The alien - marveling at the idea that the shorter the word in English the deeper the meaning, yet also marveling at the way the more short words a person used the shallower they were considered - offered no immediate comeback; for his part, the cat smiled - albeit inwardly - at having so easily gotten the last word. In short, the cat felt he’d not only made a new friend, but had made precisely the kind of friend he preferred to make - that is to say a stupid, easily manipulated one who would always let him have the last word.
‘I like you,’ said the cat after a pause, a pause which had begun to grow increasingly awkward with each passing second from the very first of its seconds, and taking the risk that his statement might make the awkwardness worse the more seconds it lasted.
It did not. ‘I like you as well,’ the alien offered. ‘I’ve never met a cat before, and I’ve always wanted to meet one.’
Now, normally this kind of sentiment, no matter how sincerely presented, was to be dealt with as though it were toxic racism, rather than a plain-spoken statement of fact. The cat, however, chose to be amused rather than offended - not a choice made frequently among humans, but the sort of thing a ruthlessly situationally ethical animal such as a cat delighted in making. ‘You don’t say...’
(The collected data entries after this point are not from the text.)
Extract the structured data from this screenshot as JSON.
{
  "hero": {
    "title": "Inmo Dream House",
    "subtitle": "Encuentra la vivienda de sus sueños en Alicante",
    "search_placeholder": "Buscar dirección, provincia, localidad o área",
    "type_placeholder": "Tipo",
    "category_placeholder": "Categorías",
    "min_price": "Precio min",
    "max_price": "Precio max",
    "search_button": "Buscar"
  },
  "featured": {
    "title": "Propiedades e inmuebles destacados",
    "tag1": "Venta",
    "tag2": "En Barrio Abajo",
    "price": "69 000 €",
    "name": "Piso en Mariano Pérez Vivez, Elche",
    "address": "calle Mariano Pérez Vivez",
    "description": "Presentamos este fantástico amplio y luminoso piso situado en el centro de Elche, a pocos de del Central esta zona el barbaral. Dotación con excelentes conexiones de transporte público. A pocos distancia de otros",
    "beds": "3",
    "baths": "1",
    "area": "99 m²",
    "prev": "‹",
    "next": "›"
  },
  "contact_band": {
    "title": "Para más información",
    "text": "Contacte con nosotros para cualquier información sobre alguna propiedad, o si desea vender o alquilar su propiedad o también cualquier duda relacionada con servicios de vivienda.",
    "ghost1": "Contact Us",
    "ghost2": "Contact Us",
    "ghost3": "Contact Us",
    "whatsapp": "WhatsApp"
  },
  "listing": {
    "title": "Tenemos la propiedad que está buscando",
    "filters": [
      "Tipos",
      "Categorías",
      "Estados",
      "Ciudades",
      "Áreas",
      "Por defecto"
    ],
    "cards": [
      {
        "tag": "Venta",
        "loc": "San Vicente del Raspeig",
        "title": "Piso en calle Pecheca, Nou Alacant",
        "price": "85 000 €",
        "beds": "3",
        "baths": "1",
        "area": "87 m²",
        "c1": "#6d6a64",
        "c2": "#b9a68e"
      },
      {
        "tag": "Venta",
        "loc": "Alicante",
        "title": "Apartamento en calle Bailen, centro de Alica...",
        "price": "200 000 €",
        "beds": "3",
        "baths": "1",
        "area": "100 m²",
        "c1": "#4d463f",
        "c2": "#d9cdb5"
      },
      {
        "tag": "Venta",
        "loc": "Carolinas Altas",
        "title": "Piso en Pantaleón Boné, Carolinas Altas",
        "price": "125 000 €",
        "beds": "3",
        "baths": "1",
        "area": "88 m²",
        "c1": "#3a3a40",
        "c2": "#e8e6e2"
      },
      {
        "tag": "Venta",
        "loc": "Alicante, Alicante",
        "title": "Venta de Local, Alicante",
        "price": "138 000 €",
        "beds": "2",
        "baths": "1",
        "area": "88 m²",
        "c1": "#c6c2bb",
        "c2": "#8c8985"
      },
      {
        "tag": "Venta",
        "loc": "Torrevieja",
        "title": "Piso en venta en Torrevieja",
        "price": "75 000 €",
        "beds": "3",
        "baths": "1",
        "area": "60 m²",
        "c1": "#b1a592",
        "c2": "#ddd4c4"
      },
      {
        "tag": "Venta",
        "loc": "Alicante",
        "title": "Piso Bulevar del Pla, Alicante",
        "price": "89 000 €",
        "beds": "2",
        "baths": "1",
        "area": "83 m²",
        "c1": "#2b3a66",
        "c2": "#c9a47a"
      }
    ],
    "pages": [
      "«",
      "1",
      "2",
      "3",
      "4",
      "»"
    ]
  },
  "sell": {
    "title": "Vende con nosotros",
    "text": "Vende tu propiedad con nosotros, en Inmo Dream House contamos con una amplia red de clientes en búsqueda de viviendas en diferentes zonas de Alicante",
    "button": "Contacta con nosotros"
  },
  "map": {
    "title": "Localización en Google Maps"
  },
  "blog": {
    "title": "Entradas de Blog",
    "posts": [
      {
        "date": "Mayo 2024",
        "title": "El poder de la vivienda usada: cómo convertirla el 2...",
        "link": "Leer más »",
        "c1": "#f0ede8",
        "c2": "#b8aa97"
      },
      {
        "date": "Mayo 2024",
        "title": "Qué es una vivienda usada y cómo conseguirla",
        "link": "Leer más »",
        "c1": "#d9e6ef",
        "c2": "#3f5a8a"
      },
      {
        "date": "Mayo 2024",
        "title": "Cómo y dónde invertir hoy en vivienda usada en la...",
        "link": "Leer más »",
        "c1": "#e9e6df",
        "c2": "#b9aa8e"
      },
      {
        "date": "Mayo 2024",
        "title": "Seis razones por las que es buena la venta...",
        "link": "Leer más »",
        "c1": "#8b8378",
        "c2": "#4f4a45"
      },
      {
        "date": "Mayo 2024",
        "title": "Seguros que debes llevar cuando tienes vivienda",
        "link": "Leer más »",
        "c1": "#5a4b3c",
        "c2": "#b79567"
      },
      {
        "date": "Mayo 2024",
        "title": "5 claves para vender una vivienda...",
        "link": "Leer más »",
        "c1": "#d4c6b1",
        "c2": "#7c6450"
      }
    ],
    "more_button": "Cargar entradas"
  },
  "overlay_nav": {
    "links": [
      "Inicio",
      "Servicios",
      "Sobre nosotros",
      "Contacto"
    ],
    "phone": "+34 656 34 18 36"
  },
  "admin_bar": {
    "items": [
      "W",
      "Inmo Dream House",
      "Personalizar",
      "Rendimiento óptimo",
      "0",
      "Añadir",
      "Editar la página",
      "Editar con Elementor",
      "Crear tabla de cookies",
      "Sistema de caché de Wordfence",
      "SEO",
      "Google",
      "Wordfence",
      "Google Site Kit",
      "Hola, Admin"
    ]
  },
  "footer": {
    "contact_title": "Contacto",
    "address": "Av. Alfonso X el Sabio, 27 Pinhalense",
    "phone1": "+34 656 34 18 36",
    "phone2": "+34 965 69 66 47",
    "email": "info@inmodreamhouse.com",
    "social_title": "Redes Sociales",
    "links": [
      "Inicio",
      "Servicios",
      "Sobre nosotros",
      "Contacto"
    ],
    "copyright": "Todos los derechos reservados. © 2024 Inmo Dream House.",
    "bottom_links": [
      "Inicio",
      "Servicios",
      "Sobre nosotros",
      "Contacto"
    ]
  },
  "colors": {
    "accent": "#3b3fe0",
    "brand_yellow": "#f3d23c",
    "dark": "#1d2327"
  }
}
‘My name is Lililili,’ the alien said, at which the cat reflexively made a chattering sound - since Lililili’s pronunciation of his own name sounded oddly, startlingly, erotically, like a chaffinch reading an eye chart.
However startled he’d been by his reaction to the sound, the cat managed not to show it. ‘For obvious reasons, they call me Winkie,’ the cat said, maintaining his poise, despite his resemblance to a tripod. He then stared at the alien with his one eye and the alien stared at the cat with his three eyes, and back and forth and on and on like two mirrors at the start of a duel, until such time as the cat’s curiosity got the better of him, which was not only his personal wont but all too often the downfall of his species. ‘Of course, that’s just my slave name. The name my mother gave me is Jeremy.’
The alien scarcely needed the prompting. ‘Pleased to meet you, Jeremy,’ he said, offering a hand to a paw, which paw came to rest in said hand once the cat had again oriented himself on his hindquarters.
The cat could tell he was getting nowhere fast, and so for the sake of his own attention span (and not at all the narrative pace) he decided to get to the point. ‘So why are you eavesdropping on the old battle-axe anyway?’